10: Can we go to the adoption store and pick up a new baby?
Me: Sweet girl, Mama has 4 kids. If we go right now it’s probably to drop off.
Just told my toddler to eat 5 bites of her dinner, to which she replied I was horrible. So I counted the number 3 twice. Biotch.
I don’t remember daylight savings having this much of an effect on me. Last night I went to bed at 9:30 and this morning I woke up standing in my neighbour’s backyard dressed as a scarecrow.
Passed a sign that says, “All you can eat, $30/person” but I don’t think I can eat $30 worth of people.
The predictive text is coming from inside the horse.
I kid you not.
-Condom wearers
Superman’s Google searches:
“Strongest hero”
“Strongest hero. Not Hulk”
“Fastest hero”
“Fastest hero. Not Flash”
“Phone booth for sale”
instead of “did you eat today babe?” it’s always “how many eggs did you eat today babe?” and “was it only eggs again babe?” and “there are only two eggs left babe, the carton was full this morning.”
[grocery store]
MOM: omg where’s my kid??!
KIDNAPPER: [retired] cereal aisle
MOM: oh thank heavens
when you say the word “spit” you have at least two opportunities to do so
You haven’t texted me since you went to bed. Are we ok??
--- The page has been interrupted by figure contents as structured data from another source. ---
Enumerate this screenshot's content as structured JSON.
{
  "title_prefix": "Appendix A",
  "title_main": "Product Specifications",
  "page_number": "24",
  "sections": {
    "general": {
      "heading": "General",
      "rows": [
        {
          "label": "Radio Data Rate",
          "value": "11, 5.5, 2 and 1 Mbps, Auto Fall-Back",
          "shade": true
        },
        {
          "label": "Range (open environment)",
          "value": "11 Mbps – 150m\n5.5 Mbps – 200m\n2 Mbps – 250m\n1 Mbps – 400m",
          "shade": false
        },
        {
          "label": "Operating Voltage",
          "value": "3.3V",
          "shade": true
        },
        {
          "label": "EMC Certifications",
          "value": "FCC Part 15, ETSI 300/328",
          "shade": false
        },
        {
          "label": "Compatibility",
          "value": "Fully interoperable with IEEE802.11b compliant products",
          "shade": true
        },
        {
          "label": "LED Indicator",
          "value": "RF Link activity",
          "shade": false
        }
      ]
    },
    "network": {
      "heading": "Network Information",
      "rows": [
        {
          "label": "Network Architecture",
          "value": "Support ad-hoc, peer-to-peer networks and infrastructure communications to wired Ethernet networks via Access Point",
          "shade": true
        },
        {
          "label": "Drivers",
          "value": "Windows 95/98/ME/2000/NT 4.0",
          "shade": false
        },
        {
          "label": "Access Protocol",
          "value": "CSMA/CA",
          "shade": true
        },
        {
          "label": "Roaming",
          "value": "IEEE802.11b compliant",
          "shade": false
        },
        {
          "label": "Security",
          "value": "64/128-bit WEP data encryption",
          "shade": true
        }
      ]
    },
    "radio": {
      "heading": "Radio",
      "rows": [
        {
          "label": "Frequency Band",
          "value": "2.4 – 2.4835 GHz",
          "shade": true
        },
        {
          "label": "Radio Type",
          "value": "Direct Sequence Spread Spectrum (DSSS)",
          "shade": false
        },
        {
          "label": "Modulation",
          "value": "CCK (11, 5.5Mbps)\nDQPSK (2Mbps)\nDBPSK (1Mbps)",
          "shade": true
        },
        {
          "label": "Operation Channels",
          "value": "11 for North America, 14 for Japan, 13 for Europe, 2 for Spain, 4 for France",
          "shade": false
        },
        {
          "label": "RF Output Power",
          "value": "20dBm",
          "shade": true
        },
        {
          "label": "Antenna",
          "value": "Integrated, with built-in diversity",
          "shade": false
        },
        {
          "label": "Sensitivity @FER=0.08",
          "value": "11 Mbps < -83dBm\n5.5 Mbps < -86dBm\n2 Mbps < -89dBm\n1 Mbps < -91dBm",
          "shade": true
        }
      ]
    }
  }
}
*Belle falls in love with Beast*
Everyone: STOCKHOLM SYNDROME!! Called it!
*Belle speaks to furniture*
Everyone: this is fine
1997: Skynet becomes self-aware
2029: T-1s are sent to kill Sarah Connor
2034: Warranty expires on T-1s. 99% of them break down within hours
Dad: Tall latte
Barista: Sure thing. Can I get a name?
Dad: What your parents didn’t give you one?
*all the other dad’s give him high fives*
“The toilet’s blocked pretty bad so I called the plumber. Should be here later tod-”
[Bowser spits coffee]
“Which plumber?”
I’m at my most fake news when I tell my husband how much money I spent shopping.
Me: Open your mouth, and close your eyes, and get ready for a big surprise.
5yo: Yum! A chocolate chip!
Me: Haha you just ate poison.
5yo: Quick. Give me the antelope!
[trying to sneak a water bottle through security]
TSA agent: Good evening sir
Me: Nothing
“Long story short” makes your story three words longer.
[SyFy pitch meeting]
Me: A hurricane of cats! PURRICANE!
Producer: Hmmm
Me: A tidal wave of cows! MOONAMI!
Producer: I’m gonna say no
Me: An earthquake of ducks! EARTHQUACK!
Producer: Please leave
Me: *being dragged out by security* FLYPHOOOooon
If your wife uses “I” it means she will be doing something. “We” means you will be.